His instrumental music attracted great attention from Johann Sebastian Bach, who wrote at least two fugues on Albinoni's themes (Fugue in A major on a theme by Tomaso Albinoni, BWV 950, and Fugue in B minor on a theme by Tomaso Albinoni, BWV 951) and frequently used his basses for harmonic exercises for his pupils. Part of Albinoni's work was lost in World War II with the destruction of the Dresden State Library. As a result, little is known of his life and music after the mid-1720s.

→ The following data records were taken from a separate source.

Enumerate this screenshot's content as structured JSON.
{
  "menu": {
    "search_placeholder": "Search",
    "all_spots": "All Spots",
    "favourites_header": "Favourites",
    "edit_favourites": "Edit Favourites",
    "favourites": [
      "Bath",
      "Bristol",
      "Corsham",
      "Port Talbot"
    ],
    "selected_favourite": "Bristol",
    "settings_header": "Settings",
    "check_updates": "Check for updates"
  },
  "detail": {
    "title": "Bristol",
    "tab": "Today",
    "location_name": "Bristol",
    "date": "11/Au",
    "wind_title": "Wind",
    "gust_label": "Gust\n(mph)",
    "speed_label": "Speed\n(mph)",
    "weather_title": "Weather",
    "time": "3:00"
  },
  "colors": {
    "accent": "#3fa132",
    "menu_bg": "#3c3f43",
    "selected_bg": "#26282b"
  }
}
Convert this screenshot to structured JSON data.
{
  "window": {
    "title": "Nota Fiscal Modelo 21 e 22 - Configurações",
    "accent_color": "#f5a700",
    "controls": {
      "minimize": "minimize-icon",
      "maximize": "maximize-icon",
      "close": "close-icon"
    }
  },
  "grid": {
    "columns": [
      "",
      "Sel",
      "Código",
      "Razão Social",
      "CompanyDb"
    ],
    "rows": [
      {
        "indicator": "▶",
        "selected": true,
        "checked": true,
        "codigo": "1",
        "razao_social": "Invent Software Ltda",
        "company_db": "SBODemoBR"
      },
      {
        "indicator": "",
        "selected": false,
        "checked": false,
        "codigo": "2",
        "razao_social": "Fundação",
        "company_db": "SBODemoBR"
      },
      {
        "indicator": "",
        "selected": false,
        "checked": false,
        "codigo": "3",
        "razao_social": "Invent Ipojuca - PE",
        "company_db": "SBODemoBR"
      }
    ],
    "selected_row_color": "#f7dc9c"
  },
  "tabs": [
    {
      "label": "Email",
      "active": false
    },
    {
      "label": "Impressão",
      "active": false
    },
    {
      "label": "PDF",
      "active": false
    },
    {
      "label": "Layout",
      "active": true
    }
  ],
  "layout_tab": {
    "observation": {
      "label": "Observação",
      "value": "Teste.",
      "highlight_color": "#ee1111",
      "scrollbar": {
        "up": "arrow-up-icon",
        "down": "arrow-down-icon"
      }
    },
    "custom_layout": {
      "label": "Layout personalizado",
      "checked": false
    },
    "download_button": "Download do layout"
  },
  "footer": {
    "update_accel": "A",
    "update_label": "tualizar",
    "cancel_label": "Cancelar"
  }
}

The famous Adagio in G minor, the subject of many modern recordings, is thought by some to be a musical hoax composed by Remo Giazotto. However, a discovery by musicologist Muska Mangano, Giazotto's last assistant before his death, has cast some doubt on that belief. Among Giazotto's papers, Mangano discovered a modern but independent manuscript transcription of the figured bass portion, and six fragmentary bars of the first violin, "bearing in the top right-hand corner a stamp stating unequivocally the Dresden provenance of the original from which it was taken". This provides support for Giazotto's account that he did base his composition on an earlier source.

Source: Wikipedia (https://en.wikipedia.org/wiki/Tomaso_Albinoni).

Although originally written for Oboe & String Ensemble, I created this Interpretation of the Oboe Concerto in Bb Major for Oboe & Strings (2 Violins, Viola, Cello & Bass).